Third, let’s consider the other New Testament writings that clearly uphold distinctions among the groups listed. For example, rather than pretend that there weren’t any Christian slaves, Paul charged such slaves to be obedient to their masters (Eph. 6:5-8); and likewise, masters were to treat their servants with respect and without threatening (vs.9). In the home, Paul clearly taught a distinction of roles to New Covenant Christians: husbands were to love their wives as Christ loved the church, nourishing them and providing for them, and wives were to submit to their own husbands in all things (Eph. 5:22-33). And as far ethnicity was concerned, even under the New Covenant there were still recognized, ethnic distinctions. Paul was commissioned as an apostle to the Gentiles and Peter was commissioned to the Jews (Gal. 2:7), and those who came to Christ still retained their ethic identity. For example, Paul said, “I am a Jew, from Tarsus in Cilcilia” (Acts. 21:39) when he pleaded to speak to the mob that wanted to kill him. The overarching salvific unity that he shared with other believers in Christ did not erase his ethnicity.

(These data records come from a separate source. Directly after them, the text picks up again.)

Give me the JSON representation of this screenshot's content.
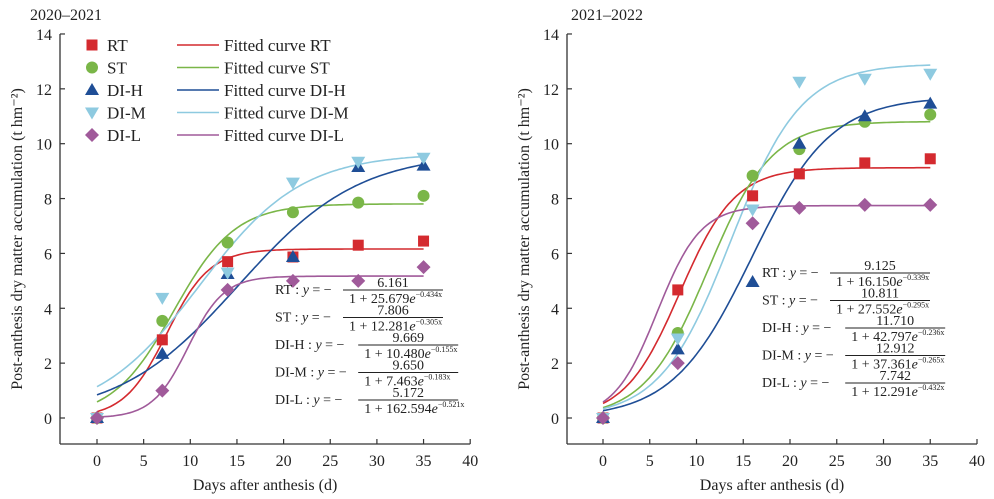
{
  "chart_data": [
    {
      "type": "scatter",
      "title": "2020–2021",
      "xlabel": "Days after anthesis (d)",
      "ylabel": "Post-anthesis dry matter accumulation (t hm⁻²)",
      "xlim": [
        -4,
        40
      ],
      "ylim": [
        -0.95,
        14
      ],
      "xticks": [
        0,
        5,
        10,
        15,
        20,
        25,
        30,
        35,
        40
      ],
      "yticks": [
        0,
        2,
        4,
        6,
        8,
        10,
        12,
        14
      ],
      "grid": false,
      "legend_position": "top-left",
      "x": [
        0,
        7,
        14,
        21,
        28,
        35
      ],
      "series": [
        {
          "name": "RT",
          "fit_name": "Fitted curve RT",
          "color": "#d42a2f",
          "marker": "square",
          "values": [
            0,
            2.85,
            5.7,
            5.87,
            6.3,
            6.45
          ],
          "fit": {
            "a": 6.161,
            "b": 25.679,
            "k": 0.434
          }
        },
        {
          "name": "ST",
          "fit_name": "Fitted curve ST",
          "color": "#7ab648",
          "marker": "circle",
          "values": [
            0,
            3.54,
            6.4,
            7.5,
            7.85,
            8.1
          ],
          "fit": {
            "a": 7.806,
            "b": 12.281,
            "k": 0.305
          }
        },
        {
          "name": "DI-H",
          "fit_name": "Fitted curve DI-H",
          "color": "#1f4e96",
          "marker": "triangle-up",
          "values": [
            0,
            2.34,
            5.25,
            5.87,
            9.15,
            9.2
          ],
          "fit": {
            "a": 9.669,
            "b": 10.48,
            "k": 0.155
          }
        },
        {
          "name": "DI-M",
          "fit_name": "Fitted curve DI-M",
          "color": "#8ecae0",
          "marker": "triangle-down",
          "values": [
            0,
            4.38,
            5.3,
            8.58,
            9.34,
            9.49
          ],
          "fit": {
            "a": 9.65,
            "b": 7.463,
            "k": 0.183
          }
        },
        {
          "name": "DI-L",
          "fit_name": "Fitted curve DI-L",
          "color": "#a05a9a",
          "marker": "diamond",
          "values": [
            0,
            1.0,
            4.67,
            5.0,
            5.0,
            5.5
          ],
          "fit": {
            "a": 5.172,
            "b": 162.594,
            "k": 0.521
          }
        }
      ],
      "equations": [
        {
          "label": "RT : ",
          "num": "6.161",
          "den": "1 + 25.679",
          "exp": "−0.434x"
        },
        {
          "label": "ST : ",
          "num": "7.806",
          "den": "1 + 12.281",
          "exp": "−0.305x"
        },
        {
          "label": "DI-H : ",
          "num": "9.669",
          "den": "1 + 10.480",
          "exp": "−0.155x"
        },
        {
          "label": "DI-M : ",
          "num": "9.650",
          "den": "1 + 7.463",
          "exp": "−0.183x"
        },
        {
          "label": "DI-L : ",
          "num": "5.172",
          "den": "1 + 162.594",
          "exp": "−0.521x"
        }
      ]
    },
    {
      "type": "scatter",
      "title": "2021–2022",
      "xlabel": "Days after anthesis (d)",
      "ylabel": "Post-anthesis dry matter accumulation (t hm⁻²)",
      "xlim": [
        -4,
        40
      ],
      "ylim": [
        -0.95,
        14
      ],
      "xticks": [
        0,
        5,
        10,
        15,
        20,
        25,
        30,
        35,
        40
      ],
      "yticks": [
        0,
        2,
        4,
        6,
        8,
        10,
        12,
        14
      ],
      "grid": false,
      "x": [
        0,
        8,
        16,
        21,
        28,
        35
      ],
      "series": [
        {
          "name": "RT",
          "color": "#d42a2f",
          "marker": "square",
          "values": [
            0,
            4.67,
            8.1,
            8.9,
            9.3,
            9.45
          ],
          "fit": {
            "a": 9.125,
            "b": 16.15,
            "k": 0.339
          }
        },
        {
          "name": "ST",
          "color": "#7ab648",
          "marker": "circle",
          "values": [
            0,
            3.1,
            8.83,
            9.8,
            10.8,
            11.06
          ],
          "fit": {
            "a": 10.811,
            "b": 27.552,
            "k": 0.295
          }
        },
        {
          "name": "DI-H",
          "color": "#1f4e96",
          "marker": "triangle-up",
          "values": [
            0,
            2.5,
            4.96,
            10.0,
            11.0,
            11.46
          ],
          "fit": {
            "a": 11.71,
            "b": 42.797,
            "k": 0.236
          }
        },
        {
          "name": "DI-M",
          "color": "#8ecae0",
          "marker": "triangle-down",
          "values": [
            0,
            2.9,
            7.6,
            12.26,
            12.37,
            12.55
          ],
          "fit": {
            "a": 12.912,
            "b": 37.361,
            "k": 0.265
          }
        },
        {
          "name": "DI-L",
          "color": "#a05a9a",
          "marker": "diamond",
          "values": [
            0,
            2.0,
            7.1,
            7.66,
            7.77,
            7.77
          ],
          "fit": {
            "a": 7.742,
            "b": 12.291,
            "k": 0.432
          }
        }
      ],
      "equations": [
        {
          "label": "RT : ",
          "num": "9.125",
          "den": "1 + 16.150",
          "exp": "−0.339x"
        },
        {
          "label": "ST : ",
          "num": "10.811",
          "den": "1 + 27.552",
          "exp": "−0.295x"
        },
        {
          "label": "DI-H : ",
          "num": "11.710",
          "den": "1 + 42.797",
          "exp": "−0.236x"
        },
        {
          "label": "DI-M : ",
          "num": "12.912",
          "den": "1 + 37.361",
          "exp": "−0.265x"
        },
        {
          "label": "DI-L : ",
          "num": "7.742",
          "den": "1 + 12.291",
          "exp": "−0.432x"
        }
      ]
    }
  ]
}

But back to the issue of gender, the New Testament clearly argues that justified men and women have equal standing before God and equal sonship in Christ, but it also presents multiple examples relating to their distinction of roles. In 1 Timothy 2:11-15, Paul showed that women are not to teach or exercise authority over men. Continuing in that train of thought, in Timothy 3:1-7 he outlined that a pastor must be a man “who rules his own house well” (vs.4). The same requirement is likewise given for deacons (vs.12). Furthermore, men were to provide for their households and family widows in financial need (1 Tim. 5:8), while older women were charged to teach younger women to, among other things: love their husbands and their children (Ti. 2:4) and work as homemakers (lit. ‘home workers’) to the glory of God (vs.5). And akin to the way he did in 1 Timothy 2:13-14 when teaching on the subject of male leadership in the church, Paul argued that this order for both the church and the home has its roots in the creation of man and woman (1 Cor. 11:2-11).

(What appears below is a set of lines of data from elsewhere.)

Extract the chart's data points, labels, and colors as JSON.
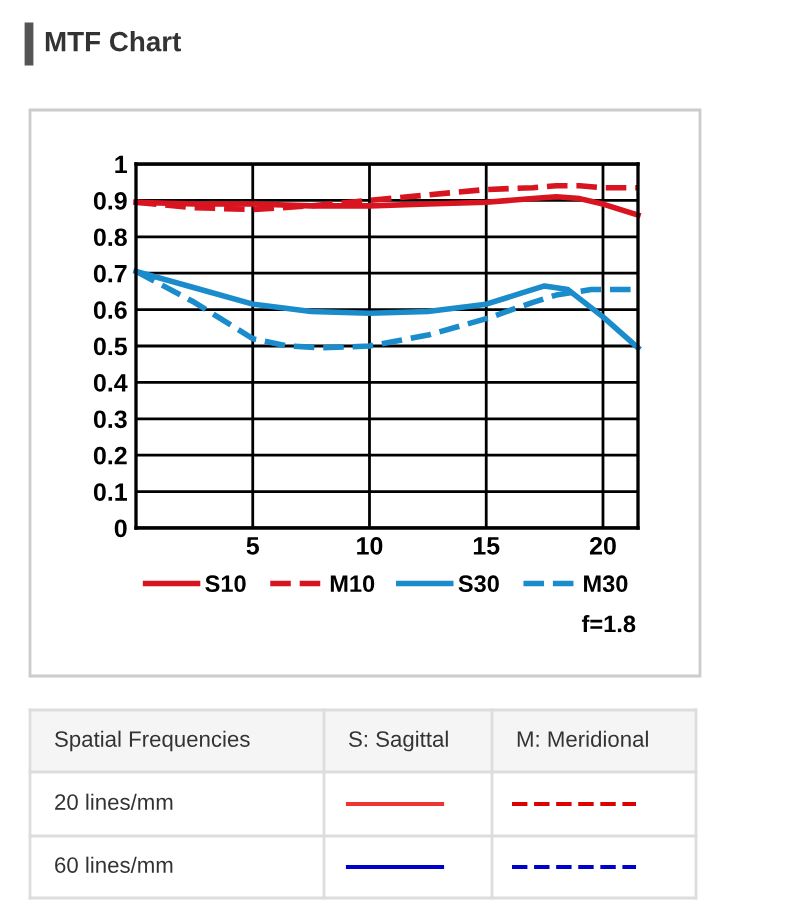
{
  "chart_data": {
    "type": "line",
    "title": "MTF Chart",
    "annotations": [
      "f=1.8",
      "Spatial Frequencies",
      "S: Sagittal",
      "M: Meridional",
      "20 lines/mm",
      "60 lines/mm"
    ],
    "xlim": [
      0,
      21.5
    ],
    "xticks": [
      5,
      10,
      15,
      20
    ],
    "ylim": [
      0,
      1
    ],
    "yticks": [
      0,
      0.1,
      0.2,
      0.3,
      0.4,
      0.5,
      0.6,
      0.7,
      0.8,
      0.9,
      1
    ],
    "grid": true,
    "legend": "bottom",
    "marker": "none",
    "series": [
      {
        "name": "S10",
        "color": "#d7141f",
        "line_style": "solid",
        "x": [
          0,
          2.5,
          5,
          7.5,
          10,
          12.5,
          15,
          17,
          18,
          19,
          20,
          21.5
        ],
        "values": [
          0.895,
          0.89,
          0.89,
          0.885,
          0.885,
          0.89,
          0.895,
          0.905,
          0.91,
          0.905,
          0.89,
          0.86
        ]
      },
      {
        "name": "M10",
        "color": "#d7141f",
        "line_style": "dashed",
        "x": [
          0,
          2.5,
          5,
          7.5,
          10,
          12.5,
          15,
          17,
          18,
          19,
          20,
          21.5
        ],
        "values": [
          0.895,
          0.88,
          0.875,
          0.885,
          0.9,
          0.915,
          0.93,
          0.935,
          0.94,
          0.94,
          0.935,
          0.935
        ]
      },
      {
        "name": "S30",
        "color": "#1a8ccb",
        "line_style": "solid",
        "x": [
          0,
          2.5,
          5,
          7.5,
          10,
          12.5,
          15,
          16.5,
          17.5,
          18.5,
          20,
          21.5
        ],
        "values": [
          0.705,
          0.66,
          0.615,
          0.595,
          0.59,
          0.595,
          0.615,
          0.645,
          0.665,
          0.655,
          0.58,
          0.495
        ]
      },
      {
        "name": "M30",
        "color": "#1a8ccb",
        "line_style": "dashed",
        "x": [
          0,
          2.5,
          5,
          6.5,
          8,
          10,
          12.5,
          15,
          17,
          18,
          19.5,
          21.5
        ],
        "values": [
          0.705,
          0.62,
          0.52,
          0.5,
          0.495,
          0.5,
          0.53,
          0.575,
          0.62,
          0.64,
          0.655,
          0.655
        ]
      }
    ]
  }
}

And lest any of the aforementioned citations be misunderstood, please note that submission does not imply inferiority, nor is it a license for male domination. Jesus’ submission to His heavenly Father by no means insinuated that He was any less God than His Father; and Jesus’ model of self-sacrificial, loving leadership is the model that husbands are to follow. Just because men and women have different roles within the church and the home, it is by no means whatsoever a license for any man to abuse the Christian responsibility that he has to lovingly imitate Christ in His leadership. But the point remains – a proper understanding of Galatians 3:28 would affirm the equality of sonship shared among all believers in Christ, while not alleviating the gender, ethnic, and societal distinctions that they have. Make no mistake, the former takes tremendous precedence over the latter, but it does not erase it.